Jahrelang war MicroStrategy damit beschäftigt, immer mehr Bitcoin zuzukaufen mit dem großen Versprechen, an Verkäufe gar nicht erst zu denken. Erst kürzlich gönnte sich das Unternehmen weitere Bitcoin mit einem Wert von 264,1 Millionen US-Dollar, was vollständig über die Ausgabe von neuen Aktien geschah.
Dieser Ansatz war in den Augen des Managements lange Zeit ein Erfolgsmodell. Denn in der Vergangenheit überstieg der Wert der Aktie jenen der damit abgebildeten Bitcoin im Bestand recht deutlich. Gemessen wird dies am Multiplikator des Nettoinventarwerts (mNAV). Jener gibt an, wie das Verhältnis einer Aktie zu den Bitcoin-Beständen ausfällt.
MicroStrategy und die Verwässerungsgefahr
Vor einem Jahr um diese Zeit lag dieser Wert noch bei 1,6 bis 1,8. Durch die Ausgabe neuer Aktien und den Kauf weiterer Bitcoins stieg also die Anzahl an Bitcoin pro Aktie. Damit hat es sich mittlerweile aber erledigt, wie unter anderem „beincrypto.com“ darlegt. Das mNAV liegt mittlerweile nur noch bei 0,94. Das bedeutet, dass Bitcoin-Zukäufe per Kapitalerhöhung defacto eine Verwässerung bewirken.

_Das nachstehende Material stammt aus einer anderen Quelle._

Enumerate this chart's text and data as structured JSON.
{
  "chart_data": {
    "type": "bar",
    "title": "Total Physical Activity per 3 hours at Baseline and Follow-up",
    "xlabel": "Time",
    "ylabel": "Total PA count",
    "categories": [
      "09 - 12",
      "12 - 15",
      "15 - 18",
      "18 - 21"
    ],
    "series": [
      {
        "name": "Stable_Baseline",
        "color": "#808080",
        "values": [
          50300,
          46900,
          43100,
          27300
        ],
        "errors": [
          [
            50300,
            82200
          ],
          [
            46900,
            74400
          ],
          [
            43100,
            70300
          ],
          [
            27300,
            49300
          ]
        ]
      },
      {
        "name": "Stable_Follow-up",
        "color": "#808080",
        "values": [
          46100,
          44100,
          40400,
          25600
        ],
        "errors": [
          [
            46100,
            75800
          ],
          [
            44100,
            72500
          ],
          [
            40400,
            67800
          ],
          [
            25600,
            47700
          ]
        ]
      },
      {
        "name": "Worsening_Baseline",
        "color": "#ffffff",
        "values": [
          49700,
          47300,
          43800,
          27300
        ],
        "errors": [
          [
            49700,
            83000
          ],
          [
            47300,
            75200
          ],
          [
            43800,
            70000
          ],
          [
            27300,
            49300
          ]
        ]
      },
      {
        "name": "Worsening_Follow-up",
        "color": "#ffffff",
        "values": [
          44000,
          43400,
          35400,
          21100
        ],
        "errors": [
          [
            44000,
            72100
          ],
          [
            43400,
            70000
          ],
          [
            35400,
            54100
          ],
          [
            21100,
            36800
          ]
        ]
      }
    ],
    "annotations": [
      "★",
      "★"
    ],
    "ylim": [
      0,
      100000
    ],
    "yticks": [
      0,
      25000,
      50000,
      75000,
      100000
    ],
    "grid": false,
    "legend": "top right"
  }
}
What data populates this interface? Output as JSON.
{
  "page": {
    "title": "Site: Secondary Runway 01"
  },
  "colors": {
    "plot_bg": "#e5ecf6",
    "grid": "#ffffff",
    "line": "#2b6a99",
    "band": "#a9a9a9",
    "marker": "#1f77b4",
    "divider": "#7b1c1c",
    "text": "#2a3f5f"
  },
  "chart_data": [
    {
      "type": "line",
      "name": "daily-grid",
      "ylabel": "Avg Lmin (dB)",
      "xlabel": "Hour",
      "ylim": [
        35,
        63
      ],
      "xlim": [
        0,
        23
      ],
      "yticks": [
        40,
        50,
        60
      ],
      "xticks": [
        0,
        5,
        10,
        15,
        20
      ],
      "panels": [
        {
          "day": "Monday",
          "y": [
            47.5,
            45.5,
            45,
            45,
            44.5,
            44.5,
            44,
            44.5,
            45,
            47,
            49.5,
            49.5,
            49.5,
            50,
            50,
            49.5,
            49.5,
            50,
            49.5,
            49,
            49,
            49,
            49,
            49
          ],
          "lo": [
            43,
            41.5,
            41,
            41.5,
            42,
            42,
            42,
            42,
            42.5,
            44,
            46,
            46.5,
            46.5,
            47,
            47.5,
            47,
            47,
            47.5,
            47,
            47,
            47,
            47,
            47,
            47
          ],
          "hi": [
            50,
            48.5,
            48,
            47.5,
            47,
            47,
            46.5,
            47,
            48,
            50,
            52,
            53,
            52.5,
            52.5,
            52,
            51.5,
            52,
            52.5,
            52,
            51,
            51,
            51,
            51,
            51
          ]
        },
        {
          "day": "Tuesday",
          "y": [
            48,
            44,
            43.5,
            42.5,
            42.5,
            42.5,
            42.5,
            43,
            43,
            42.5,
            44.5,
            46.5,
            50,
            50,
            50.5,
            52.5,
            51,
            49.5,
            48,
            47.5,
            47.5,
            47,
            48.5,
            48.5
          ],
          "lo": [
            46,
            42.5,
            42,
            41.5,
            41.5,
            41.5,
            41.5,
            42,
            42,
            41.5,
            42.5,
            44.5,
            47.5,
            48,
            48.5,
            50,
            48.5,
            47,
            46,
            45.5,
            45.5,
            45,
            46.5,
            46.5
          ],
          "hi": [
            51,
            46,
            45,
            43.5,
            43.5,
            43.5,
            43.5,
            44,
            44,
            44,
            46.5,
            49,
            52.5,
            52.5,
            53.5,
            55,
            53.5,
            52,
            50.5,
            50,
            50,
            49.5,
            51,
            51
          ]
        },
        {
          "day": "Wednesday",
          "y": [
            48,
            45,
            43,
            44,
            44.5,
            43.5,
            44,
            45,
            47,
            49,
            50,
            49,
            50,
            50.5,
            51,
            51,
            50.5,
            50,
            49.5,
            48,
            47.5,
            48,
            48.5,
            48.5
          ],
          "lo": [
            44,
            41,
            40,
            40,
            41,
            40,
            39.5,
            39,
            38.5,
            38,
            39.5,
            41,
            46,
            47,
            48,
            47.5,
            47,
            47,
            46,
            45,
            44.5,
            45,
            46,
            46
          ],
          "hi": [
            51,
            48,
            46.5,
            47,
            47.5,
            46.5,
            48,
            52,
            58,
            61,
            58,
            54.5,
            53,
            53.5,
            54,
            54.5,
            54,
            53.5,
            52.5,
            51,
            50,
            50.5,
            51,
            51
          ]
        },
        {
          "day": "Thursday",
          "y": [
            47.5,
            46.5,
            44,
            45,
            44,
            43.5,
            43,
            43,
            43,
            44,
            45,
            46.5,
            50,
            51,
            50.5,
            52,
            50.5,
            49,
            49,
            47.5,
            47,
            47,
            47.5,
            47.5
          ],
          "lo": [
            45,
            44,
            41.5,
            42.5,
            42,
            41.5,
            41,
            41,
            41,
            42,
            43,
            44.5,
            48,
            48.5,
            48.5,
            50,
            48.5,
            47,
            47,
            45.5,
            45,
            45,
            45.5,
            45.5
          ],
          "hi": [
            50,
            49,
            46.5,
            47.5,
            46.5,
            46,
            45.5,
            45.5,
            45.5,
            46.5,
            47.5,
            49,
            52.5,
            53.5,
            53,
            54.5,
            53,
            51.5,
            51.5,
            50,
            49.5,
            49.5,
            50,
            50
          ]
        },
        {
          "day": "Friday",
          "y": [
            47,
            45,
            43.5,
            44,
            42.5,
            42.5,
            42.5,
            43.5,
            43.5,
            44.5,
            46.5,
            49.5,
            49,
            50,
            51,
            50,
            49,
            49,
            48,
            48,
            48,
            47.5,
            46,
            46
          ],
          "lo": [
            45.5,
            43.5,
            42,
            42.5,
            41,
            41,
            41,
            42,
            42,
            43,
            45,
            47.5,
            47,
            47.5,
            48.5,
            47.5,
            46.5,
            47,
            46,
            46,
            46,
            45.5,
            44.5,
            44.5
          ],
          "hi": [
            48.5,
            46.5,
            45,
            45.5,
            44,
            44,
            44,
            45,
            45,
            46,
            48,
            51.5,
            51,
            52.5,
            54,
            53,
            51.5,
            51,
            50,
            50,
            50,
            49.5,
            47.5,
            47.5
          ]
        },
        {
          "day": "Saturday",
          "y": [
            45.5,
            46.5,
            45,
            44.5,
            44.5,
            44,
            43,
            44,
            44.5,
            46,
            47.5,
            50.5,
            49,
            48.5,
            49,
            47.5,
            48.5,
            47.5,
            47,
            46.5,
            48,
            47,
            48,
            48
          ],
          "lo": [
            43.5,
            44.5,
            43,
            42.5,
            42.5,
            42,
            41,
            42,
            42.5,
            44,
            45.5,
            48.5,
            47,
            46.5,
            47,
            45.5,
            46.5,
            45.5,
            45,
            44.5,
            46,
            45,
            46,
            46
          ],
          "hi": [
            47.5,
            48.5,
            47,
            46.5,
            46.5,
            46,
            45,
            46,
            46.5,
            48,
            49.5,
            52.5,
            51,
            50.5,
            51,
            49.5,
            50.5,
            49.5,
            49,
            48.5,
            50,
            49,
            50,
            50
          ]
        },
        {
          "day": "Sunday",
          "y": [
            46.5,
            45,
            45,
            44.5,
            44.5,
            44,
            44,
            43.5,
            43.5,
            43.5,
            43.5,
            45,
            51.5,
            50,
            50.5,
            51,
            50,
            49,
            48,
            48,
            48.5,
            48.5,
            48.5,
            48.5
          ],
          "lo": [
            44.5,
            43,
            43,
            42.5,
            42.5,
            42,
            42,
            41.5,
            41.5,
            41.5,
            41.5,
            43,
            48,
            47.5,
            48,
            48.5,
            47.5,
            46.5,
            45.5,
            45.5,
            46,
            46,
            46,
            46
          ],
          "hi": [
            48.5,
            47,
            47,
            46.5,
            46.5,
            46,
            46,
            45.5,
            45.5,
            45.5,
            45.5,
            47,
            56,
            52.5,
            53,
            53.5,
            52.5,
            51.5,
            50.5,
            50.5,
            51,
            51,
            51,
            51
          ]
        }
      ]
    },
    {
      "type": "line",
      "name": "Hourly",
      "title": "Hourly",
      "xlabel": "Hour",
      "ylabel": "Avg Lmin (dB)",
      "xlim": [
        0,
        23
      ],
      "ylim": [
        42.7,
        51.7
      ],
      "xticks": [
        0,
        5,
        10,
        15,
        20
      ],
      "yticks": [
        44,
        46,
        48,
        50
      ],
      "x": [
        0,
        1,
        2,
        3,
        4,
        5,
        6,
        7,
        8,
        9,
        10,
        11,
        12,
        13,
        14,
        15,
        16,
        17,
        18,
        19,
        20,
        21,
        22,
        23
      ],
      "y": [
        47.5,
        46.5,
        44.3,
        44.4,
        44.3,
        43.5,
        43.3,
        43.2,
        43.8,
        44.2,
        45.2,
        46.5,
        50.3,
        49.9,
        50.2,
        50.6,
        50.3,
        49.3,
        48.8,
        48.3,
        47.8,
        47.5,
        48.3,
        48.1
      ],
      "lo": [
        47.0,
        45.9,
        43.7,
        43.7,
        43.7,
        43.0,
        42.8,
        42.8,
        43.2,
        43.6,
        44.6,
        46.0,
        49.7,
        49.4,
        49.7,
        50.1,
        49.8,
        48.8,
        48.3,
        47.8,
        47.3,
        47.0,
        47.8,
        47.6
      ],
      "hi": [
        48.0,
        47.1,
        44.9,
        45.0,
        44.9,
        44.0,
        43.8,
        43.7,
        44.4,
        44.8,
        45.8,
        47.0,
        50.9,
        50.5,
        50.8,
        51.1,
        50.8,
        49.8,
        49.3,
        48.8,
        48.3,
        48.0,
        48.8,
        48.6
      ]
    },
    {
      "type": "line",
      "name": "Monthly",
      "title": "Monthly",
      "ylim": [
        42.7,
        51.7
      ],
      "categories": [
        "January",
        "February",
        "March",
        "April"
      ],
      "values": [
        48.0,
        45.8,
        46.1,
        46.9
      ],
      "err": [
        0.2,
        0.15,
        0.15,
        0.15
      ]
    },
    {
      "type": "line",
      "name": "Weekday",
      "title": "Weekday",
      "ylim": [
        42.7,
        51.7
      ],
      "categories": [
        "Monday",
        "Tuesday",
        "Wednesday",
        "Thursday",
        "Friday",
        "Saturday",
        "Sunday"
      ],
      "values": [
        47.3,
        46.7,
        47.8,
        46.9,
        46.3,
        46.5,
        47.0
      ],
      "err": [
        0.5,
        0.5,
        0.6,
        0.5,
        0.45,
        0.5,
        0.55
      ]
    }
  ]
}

Dem ist das Management sich auch durchaus bewusst. Zu einer Anpassung der Strategie hat es allerdings bislang nicht geführt. Schließlich steckt MicroStrategy in einem Dilemma. Die Investoren setzen bei dem Unternehmen sehr bewusst auf eine Vermehrung von Bitcoin je Aktie. Bleibt dieser Effekt aus, geht das Interesse schnell verloren. Einfach auf weitere Bitcoin-Käufe verzichten kann MicroStrategy daher nicht, ohne eine negative Reaktion an der Börse zu provozieren.
MicroStrategy Aktie Chart
Die große Wette
Freilich würde die Problematik sich recht schnell in Luft auflösen, sollte der Bitcoin sich von seiner aktuellen Schwächephase erholen und wieder in deutlich höhere Gefilde aufsteigen. Allerdings steckt die Kryptowährung nun schon seit Mitte November in einer Seitwärtsbewegung fest. Eine Erholung bleibt zwar absolut im Bereich des Möglichen und der langjährige Aufwärtstrend beim Bitcoin ist bislang ungebrochen. Sollte jener aber längerfristig ins Stocken geraten, könnte MicroStrategy in eine sehr unangenehme Lage kommen.